Impaired neutrophil actin assembly causes persistent CD11b expression and reduced primary granule exocytosis in Type II diabetes.

AIMS/HYPOTHESIS: Neutrophil dysfunction has a role in the pathogenesis of complications in Type II (non-insulin-dependent) diabetes mellitus. Neutrophils adhere through expression of the beta(2)integrin CD11b/CD18 which closely associates with the actin cytoskeleton. The aim of this study was to investigate the effect of actin polymerisation on CD11b expression and exocytosis of the primary granule marker CD69 in neutrophils from patients with Type II diabetes. METHODS: Neutrophils were activated with fMLP or PMA, actin polymerisation was inhibited with cytochalasin D. Cells were stained for CD11b and CD69 expression and intracellular F-actin was measured with phalloidin-FITC. Cellular fluorescence was measured by flow cytometry. Actin content of Triton X-100 fractions of cells was measured by SDS-PAGE and Coomassie blue staining. RESULTS: PMA caused an increase in neutrophil F-actin that was greater in control subjects than in patients with Type II diabetes (50.8% vs 33.4%, p<0.001) and correlated with actin integrated optical density (IOD) by SDS-PAGE ( r=0.74, p=0.01). Loss of CD11b from cell surfaces only occurred in neutrophils with high F-actin.

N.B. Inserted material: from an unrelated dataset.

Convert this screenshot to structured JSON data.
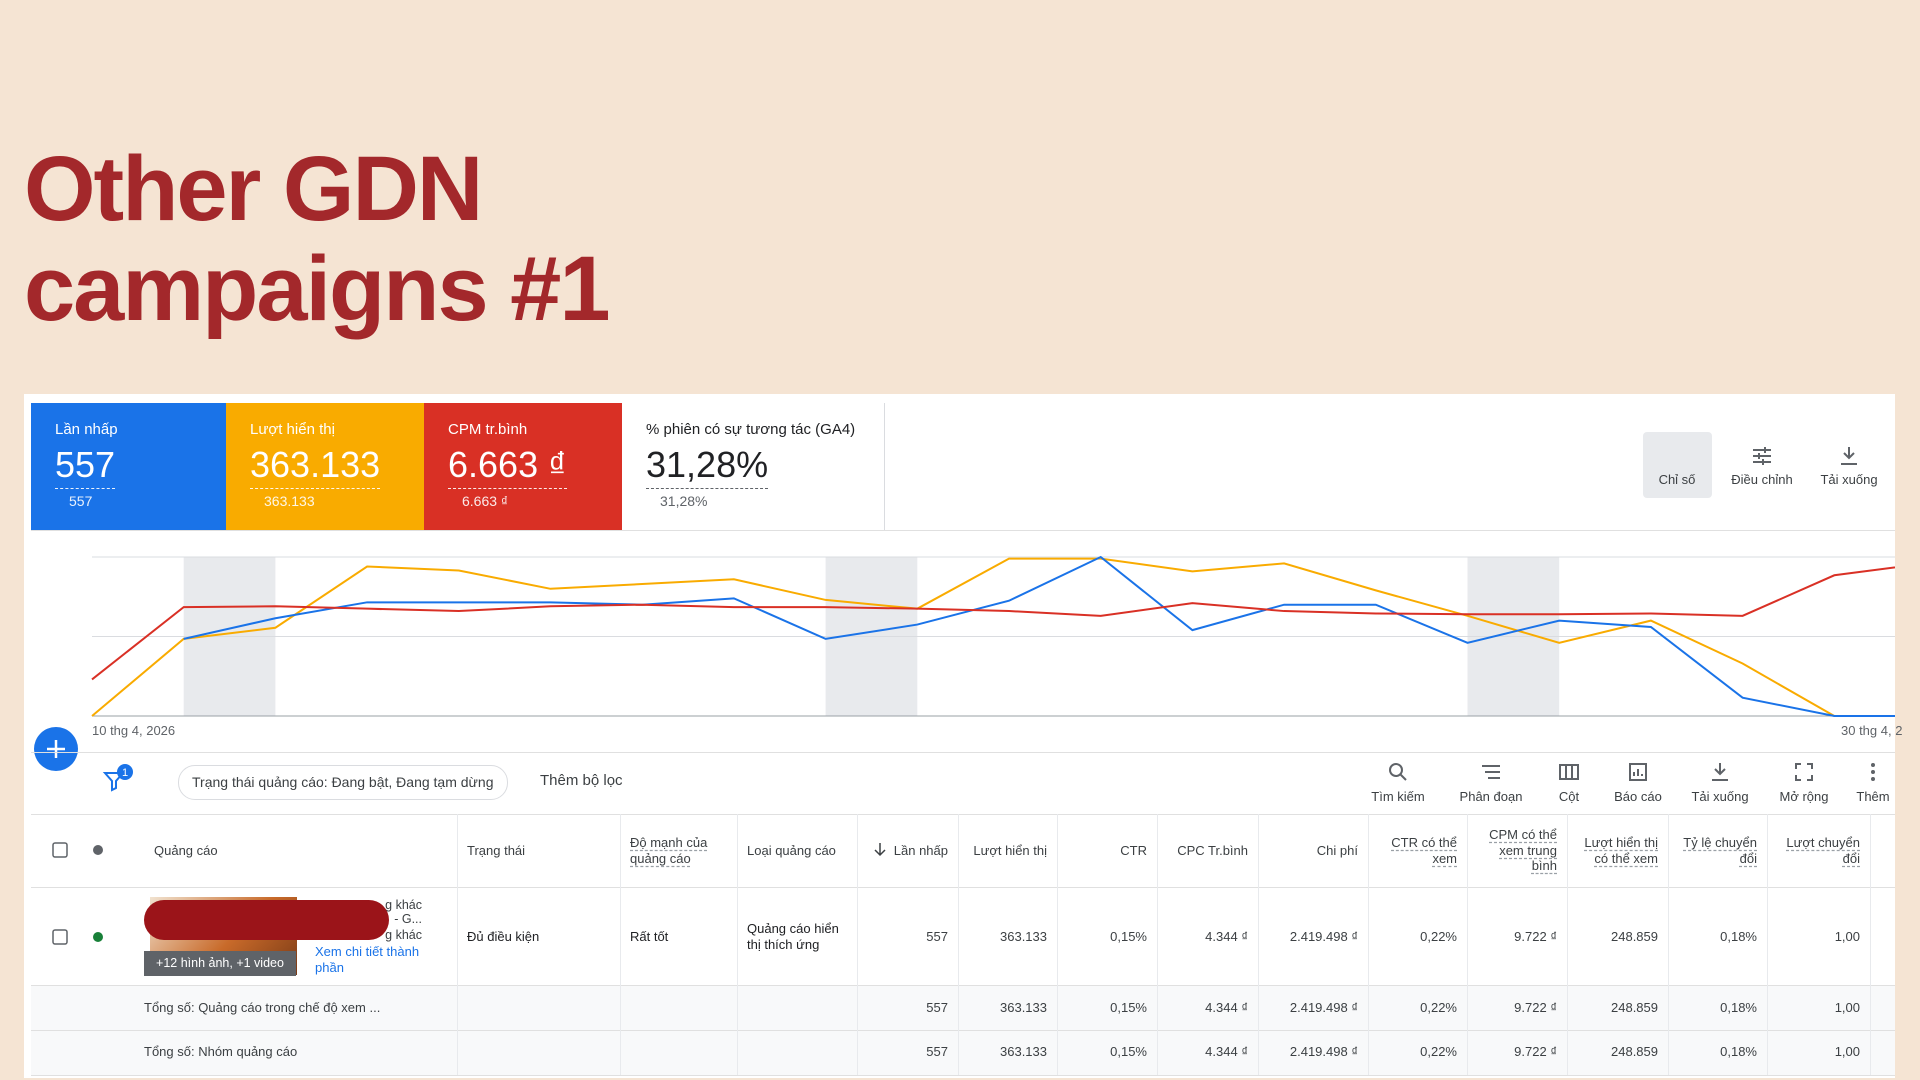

The proportion of cells losing CD11b was lower in patients than in control subjects (23.1% vs 37.5%, p<0.001) and lowest in patients with additional cardiovascular risk markers (20.1% vs 27.7%; p<0.05). Cytochalasin D prevented loss of CD11b ( p<0.001). CD69 expression was reduced in patients with Type II diabetes (22.6% vs 36.4%, p<0.001) and correlated with F-actin content ( r=0.78, p<0.0001). CONCLUSION/INTERPRETATION: In Type II diabetes impaired neutrophil actin polymerisation leads to persistent expression of CD11b and reduced exocytosis of primary granules and could contribute to the pathogenesis of diabetic complications.[1]